In addition to printing data to the General Stats, MultiQC modules typically also write to text-files to allow people to easily use the data in downstream applications. This also gives the opportunity to output additional data that may not be appropriate for the General Statistics table.

Again, there is a base class function to help you with this - just supply it with a dictionary and a filename:

data = {
    'sample_1': {
        'first_col': 91.4,
        'second_col': '78.2%'
    },
    'sample_2': {
        'first_col': 138.3,
        'second_col': '66.3%'
    }
}
self.write_data_file(data, 'multiqc_mymod')

If your output has a lot of columns, you can supply the additional argument sort_cols = True to have the columns alphabetically sorted.

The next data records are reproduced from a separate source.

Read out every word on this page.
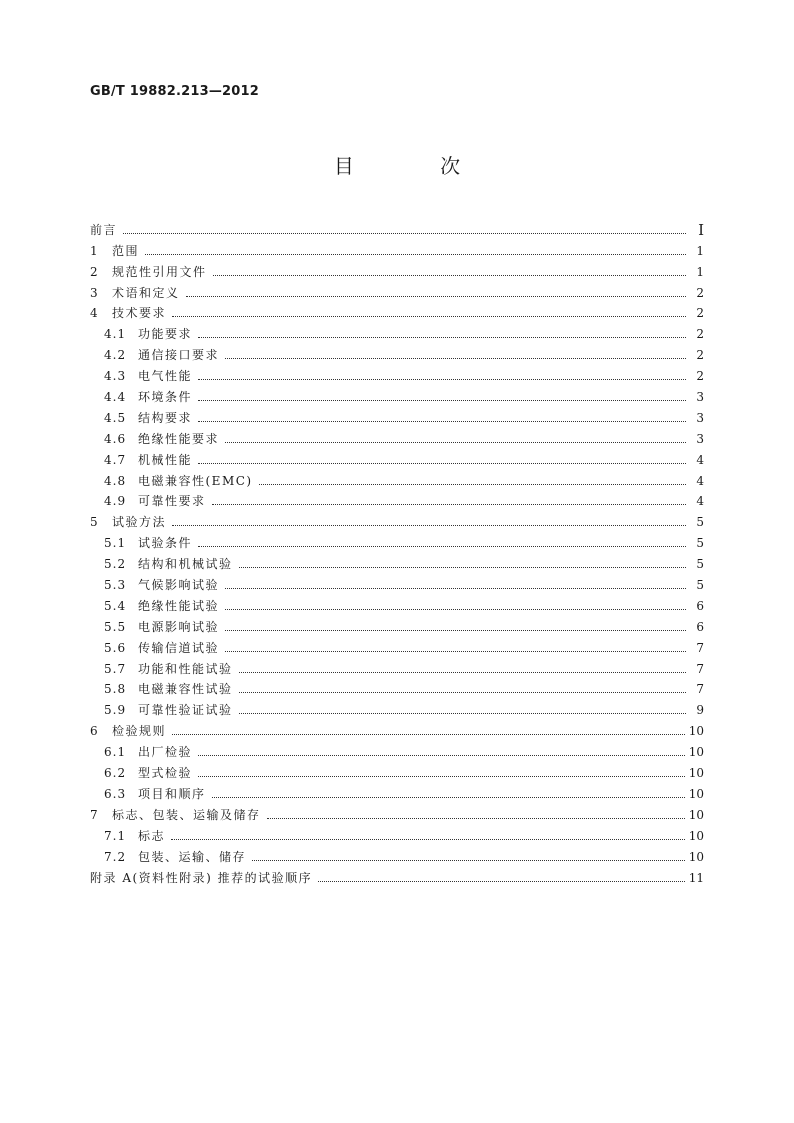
GB/T 19882.213—2012
目 次
前言	Ⅰ
1	范围	1
2	规范性引用文件	1
3	术语和定义	2
4	技术要求	2
4.1 功能要求	2
4.2 通信接口要求	2
4.3 电气性能	2
4.4 环境条件	3
4.5 结构要求	3
4.6 绝缘性能要求	3
4.7 机械性能	4
4.8 电磁兼容性(EMC)	4
4.9 可靠性要求	4
5	试验方法	5
5.1 试验条件	5
5.2 结构和机械试验	5
5.3 气候影响试验	5
5.4 绝缘性能试验	6
5.5 电源影响试验	6
5.6 传输信道试验	7
5.7 功能和性能试验	7
5.8 电磁兼容性试验	7
5.9 可靠性验证试验	9
6	检验规则	10
6.1 出厂检验	10
6.2 型式检验	10
6.3 项目和顺序	10
7	标志、包装、运输及储存	10
7.1 标志	10
7.2 包装、运输、储存	10
附录 A(资料性附录) 推荐的试验顺序	11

This function will also pay attention to the default / command line supplied data format and behave accordingly. So the written file could be a tab-separated file (default), JSON or YAML.

Note that any keys with more than 2 levels of nesting will be ignored when being written to tab-separated files.

Step 5 - Create report sections

Great! It's time to start creating sections of the report with more information. To do this, use the self.add_section() helper function:

self.add_section (
    name = 'First Module Section',
    anchor = 'mymod-first',
    description = 'My amazing module output, from the first section',
    helptext = "If you're not sure _how_ to interpret the data, we can help!",
    plot = bargraph.plot(data)
)
self.add_section (
    name = 'Second Module Section',
    anchor = 'mymod-second',
    plot = linegraph.plot(data2)
)
self.add_section (
    content = '<p>Some custom HTML.</p>'
)

These will automatically be labelled and linked in the navigation (unless the module has only one section or name is not specified).

Note that description and helptext are processed as Markdown by default. This can be disabled by passing autoformat=False to the function.

Step 6 - Plot some data

Ok, you have some data, now the fun bit - visualising it! Each of the plot types is described in the Plotting Functions section of the docs.

Appendices

Profiling Performance

It's important that MultiQC runs quickly and efficiently, especially on big projects with large numbers of samples. The recommended method to check this is by using cProfile to profile the code execution. To do this, run MultiQC as follows:

python -m cProfile -o multiqc_profile.prof /path/to/MultiQC/scripts/multiqc -f .

You can create a .bashrc alias to make this easier to run:

alias profile_multiqc='python -m cProfile -o multiqc_profile.prof /path/to/MultiQC/scripts/multiqc '
profile_multiqc -f .

MultiQC should run as normal, but produce the additional binary file multiqc_profile.prof. This can then be visualised with software such as SnakeViz.

To install SnakeViz and visualise the results, do the following:

pip install snakeviz
snakeviz multiqc_profile.prof

A web page should open where you can explore the execution times of different nested functions. It's a good idea to run MultiQC with a comparable number of results from other tools (eg. FastQC) to have a reference to compare against for how long the code should take to run.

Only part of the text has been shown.